Innovation and Creativity Offer Solutions
In light of the uncertainty, parents are stepping up to the challenge and are creating their own solutions. This fall “school” will look very different for many families. Here are 5 options parents are choosing for their children.
Across the U.S., there has been a surge in interest from families who are seriously considering homeschooling. Many parents discovered last semester that they were more capable than they gave themselves credit for. Schools were scrambling to provide some type of academic activity, and many parents ended up being de facto teachers. And decided they liked it. So rather than depend on the school district to make a decision for the good of their family, parents are going to take on the challenge themselves.
Private schools are reporting an increase in inquiries from parents looking for options. Private schools, on average, have smaller class sizes and are not governed by the same restrictions as public schools. Many parents need their children to be in school so they can work, and they feel a private school may be better able to implement safety measures for their children.

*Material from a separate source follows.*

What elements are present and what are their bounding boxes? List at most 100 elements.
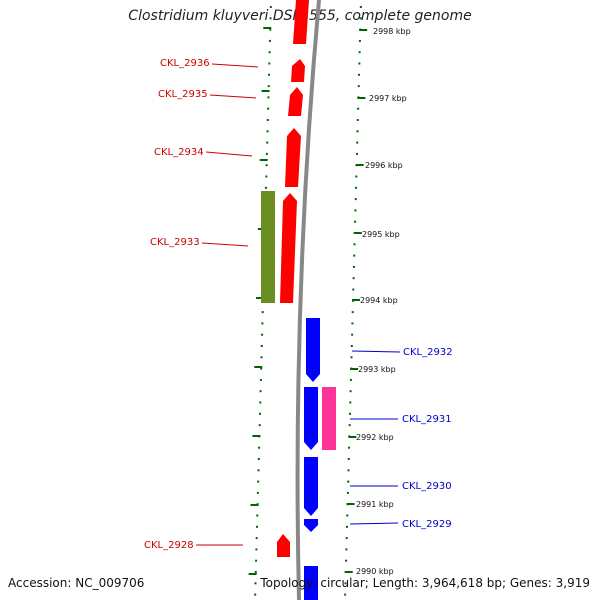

Pods – In Person “Micro Schools”
Chatter on social media and online parent groups is showing an increasing interest in forming small private groups of students called pods. A couple of families get together and pool their resources, creating a classroom environment in one of their homes. Some pods are all family members, some are neighbors, and they are either sharing homeschooling duties for the group or they are pooling resources and hiring a tutor or teacher to come to their in-home classroom and work with the small group. It’s a modern take on the old one-room schoolhouse concept.
Mini Pods – Online
Very similar to the in-person pods or micro schools, this is a variation that allows for the teacher or tutor to conduct classes in a virtual environment. There are a lot of different conferencing or online schooling platforms that can handle live sessions with a teacher and several students at once.
Regular School Plus Tutoring
For many parents, these options may not work, and they are going to go with whatever their local schools plan to do while supplementing their child’s education with some regularly scheduled private tutoring. Many children lost ground academically when schools were forced to put together an online alternative, and parents are finding that having the one-on-one attention and support of a tutor is the best way to help their kids stay on track. Whether kids are attending school in person or online, the reality of teaching a large group of students at once is that some students are going to fall behind, some students are high achievers and will be bored. For these students, individualized private tutoring is an option growing in popularity.
For the 2020 school year, one thing is certain – it’s going to look far different from what we’ve all gotten used to.